En dévoilant ses sept axes stratégiques pour les années à venir, la Finma a envoyé le message qu’elle changeait d’approche et de philosophie dans sa surveillance de la place financière. Moins de «swiss finish», davantage de dialogue et même un certain soutien des banques et assureurs face à la concurrence internationale. Remarqué pour ses positions passées souvent critiques envers la Finma, l’enseignant à l’université de Genève et administrateur de Lombard Odier ou Swiss Life Henry Peter analyse ce nouveau cadre qui fixe les relations entre la Finma, ses assujettis et les réviseurs qui effectuent une partie du travail de supervision.

Le Temps: Pour la première fois, la Finma a mentionné mi-novembre qu’elle comptait soutenir la compétitivité de la place financière. Elle s’y était toujours refusée dans le passé. Est-ce une révolution?

Henry Peter: J’ai le sentiment que l’Autorité de surveillance a changé d’état d’esprit. C’est un signal positif envoyé aux intermédiaires financiers. Son engagement à soutenir la compétitivité des banques et assurances accompagne les 7 objectifs stratégiques qu’elle a dévoilés en fin d’année. La Finma y affirme ce qu’est son rôle, ses relations avec les assujettis, et tout cela est un peu différent de ce que l’on percevait auparavant.

– Différent dans quel sens?

– Dans un sens dont il faut se réjouir. Par le passé, la Finma avait souvent affirmé ou laissé entendre qu’elle n’était pas là pour promouvoir la place financière. Elle a donc changé d’orientation, même si elle précise que sa contribution à la compétitivité de la place constitue un objectif secondaire, qui passe après sa volonté de protéger les différents acteurs des marchés financiers, ce que l’on peut comprendre. Une autre de ses priorités stratégiques consiste à éliminer les obstacles inutiles à la concurrence. L’Autorité recommande également de pratiquer une équivalence intelligente vis-à-vis des règles internationales. On peut y voir le résultat d’une réflexion sur les limites à apporter au «Swiss finish», ces exigences supplémentaires que la Finma impose parfois en plus des réglementations internationales, et qui lui valent des critiques récurrentes.

– Ce «Swiss finish» tant décrié va-t-il disparaître?

– Prenons l’exemple du calcul des fonds propres des assureurs vie. La Suisse pratique depuis plusieurs années une approche beaucoup plus exigeante que celle des autres grandes places internationales. En conséquence, les assureurs suisses – je siège au conseil d’administration de l’un d’eux, Swiss Life – sont moins concurrentiels que des acteurs comme Axa, Allianz ou Generali. La Suisse n’a évidemment aucun intérêt à s’aligner vers le bas. Mais, pour la première fois, la Finma prend en considération la question suivante: à partir d’où commence-t-on à aller trop loin?

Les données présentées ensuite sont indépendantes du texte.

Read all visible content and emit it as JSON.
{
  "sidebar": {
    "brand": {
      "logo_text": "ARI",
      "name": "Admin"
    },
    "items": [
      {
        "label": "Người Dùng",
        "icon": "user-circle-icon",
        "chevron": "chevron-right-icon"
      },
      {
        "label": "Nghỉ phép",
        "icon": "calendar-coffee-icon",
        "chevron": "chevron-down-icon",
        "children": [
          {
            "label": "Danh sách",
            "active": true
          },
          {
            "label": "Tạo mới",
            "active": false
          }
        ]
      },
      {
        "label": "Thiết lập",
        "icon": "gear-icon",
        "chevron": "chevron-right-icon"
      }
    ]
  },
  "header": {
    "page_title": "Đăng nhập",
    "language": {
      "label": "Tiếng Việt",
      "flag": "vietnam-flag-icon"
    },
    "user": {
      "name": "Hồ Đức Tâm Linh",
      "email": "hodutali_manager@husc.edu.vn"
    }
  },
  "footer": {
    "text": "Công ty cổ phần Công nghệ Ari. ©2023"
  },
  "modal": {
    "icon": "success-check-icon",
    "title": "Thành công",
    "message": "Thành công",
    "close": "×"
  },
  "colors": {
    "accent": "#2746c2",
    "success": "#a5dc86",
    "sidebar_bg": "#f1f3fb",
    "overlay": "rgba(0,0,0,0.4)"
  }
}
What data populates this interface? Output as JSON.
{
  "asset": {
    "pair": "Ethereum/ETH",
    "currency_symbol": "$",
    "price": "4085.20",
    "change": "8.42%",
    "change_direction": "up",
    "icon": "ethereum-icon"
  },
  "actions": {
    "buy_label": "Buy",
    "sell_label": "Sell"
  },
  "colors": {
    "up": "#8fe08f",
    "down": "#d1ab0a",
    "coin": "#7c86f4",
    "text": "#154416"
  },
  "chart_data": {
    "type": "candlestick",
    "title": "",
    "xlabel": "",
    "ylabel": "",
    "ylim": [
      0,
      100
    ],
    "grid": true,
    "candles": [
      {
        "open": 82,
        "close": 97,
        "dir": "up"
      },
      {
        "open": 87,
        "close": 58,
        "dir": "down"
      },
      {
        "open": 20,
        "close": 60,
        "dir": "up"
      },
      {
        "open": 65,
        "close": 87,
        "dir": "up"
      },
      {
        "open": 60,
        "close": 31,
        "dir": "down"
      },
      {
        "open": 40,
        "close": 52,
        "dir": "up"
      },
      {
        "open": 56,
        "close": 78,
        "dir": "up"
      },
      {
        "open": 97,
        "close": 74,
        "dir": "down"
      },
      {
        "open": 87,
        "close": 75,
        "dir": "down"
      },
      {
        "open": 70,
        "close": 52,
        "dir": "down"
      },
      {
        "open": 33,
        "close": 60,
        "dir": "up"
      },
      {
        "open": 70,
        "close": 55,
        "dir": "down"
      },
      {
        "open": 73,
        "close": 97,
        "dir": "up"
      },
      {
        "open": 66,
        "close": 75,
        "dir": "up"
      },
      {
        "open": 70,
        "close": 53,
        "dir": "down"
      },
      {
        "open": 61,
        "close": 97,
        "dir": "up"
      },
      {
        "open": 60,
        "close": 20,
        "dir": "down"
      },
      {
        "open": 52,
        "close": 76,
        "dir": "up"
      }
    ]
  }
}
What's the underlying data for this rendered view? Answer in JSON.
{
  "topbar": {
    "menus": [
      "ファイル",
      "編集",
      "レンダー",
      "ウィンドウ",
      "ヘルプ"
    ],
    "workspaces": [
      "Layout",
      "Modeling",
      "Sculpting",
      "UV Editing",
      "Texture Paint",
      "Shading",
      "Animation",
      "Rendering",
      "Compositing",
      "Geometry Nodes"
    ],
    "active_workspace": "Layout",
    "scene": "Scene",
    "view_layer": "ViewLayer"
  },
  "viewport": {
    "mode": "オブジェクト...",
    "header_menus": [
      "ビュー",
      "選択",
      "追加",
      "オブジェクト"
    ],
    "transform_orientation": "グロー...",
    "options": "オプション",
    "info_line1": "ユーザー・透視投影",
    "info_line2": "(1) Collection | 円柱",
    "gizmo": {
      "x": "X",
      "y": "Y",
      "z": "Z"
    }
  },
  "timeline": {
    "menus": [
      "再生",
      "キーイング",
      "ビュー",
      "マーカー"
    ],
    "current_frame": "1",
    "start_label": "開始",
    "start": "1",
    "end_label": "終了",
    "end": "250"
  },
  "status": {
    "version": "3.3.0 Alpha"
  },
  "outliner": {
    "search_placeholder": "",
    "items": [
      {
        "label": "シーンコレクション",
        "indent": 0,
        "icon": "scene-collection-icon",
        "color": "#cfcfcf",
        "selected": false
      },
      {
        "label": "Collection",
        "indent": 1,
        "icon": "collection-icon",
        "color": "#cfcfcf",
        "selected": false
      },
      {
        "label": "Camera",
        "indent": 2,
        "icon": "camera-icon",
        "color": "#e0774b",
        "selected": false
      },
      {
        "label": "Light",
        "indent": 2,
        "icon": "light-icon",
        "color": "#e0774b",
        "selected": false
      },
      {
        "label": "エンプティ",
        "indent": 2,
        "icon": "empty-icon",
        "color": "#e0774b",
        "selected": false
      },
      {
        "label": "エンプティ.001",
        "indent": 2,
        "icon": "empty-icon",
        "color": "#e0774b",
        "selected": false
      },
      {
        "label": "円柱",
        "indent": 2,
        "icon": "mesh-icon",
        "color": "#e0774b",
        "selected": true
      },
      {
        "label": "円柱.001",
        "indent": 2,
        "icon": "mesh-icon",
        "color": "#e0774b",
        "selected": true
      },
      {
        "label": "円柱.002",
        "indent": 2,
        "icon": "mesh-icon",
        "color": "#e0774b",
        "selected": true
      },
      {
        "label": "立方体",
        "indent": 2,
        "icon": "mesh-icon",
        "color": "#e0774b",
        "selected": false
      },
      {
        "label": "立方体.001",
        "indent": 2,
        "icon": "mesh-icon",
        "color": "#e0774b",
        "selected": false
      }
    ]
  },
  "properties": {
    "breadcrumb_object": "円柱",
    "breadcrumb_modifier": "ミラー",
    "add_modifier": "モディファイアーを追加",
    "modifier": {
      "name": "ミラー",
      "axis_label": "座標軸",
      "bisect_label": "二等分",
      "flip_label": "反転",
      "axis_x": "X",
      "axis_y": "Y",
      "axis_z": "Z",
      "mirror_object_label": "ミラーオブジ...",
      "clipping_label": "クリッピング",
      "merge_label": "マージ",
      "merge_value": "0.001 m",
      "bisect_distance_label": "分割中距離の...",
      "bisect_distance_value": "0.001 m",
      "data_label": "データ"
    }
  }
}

– D’autres critiques récurrentes font état d’excès de pouvoir fréquents de la part du gendarme des marchés. Ses décisions sont en pratique difficiles à contester, même si elles manquent de base légale, entend-on souvent. La situation serait-elle en train d’évoluer?

– Il est dans l’intérêt de la place financière d’avoir un régulateur sérieux, mais qui intervient sans excès. Cet équilibre peut être difficile à atteindre.

– Les intermédiaires financiers ont besoin «de davantage de confiance et de moins de défiance» de la part de leur surveillant, mais aussi de «plus de dialogue et moins de diktat», avez-vous déclaré lors d’une conférence organisée début octobre à Genève. L’Autorité de surveillance a-t-elle un problème de communication?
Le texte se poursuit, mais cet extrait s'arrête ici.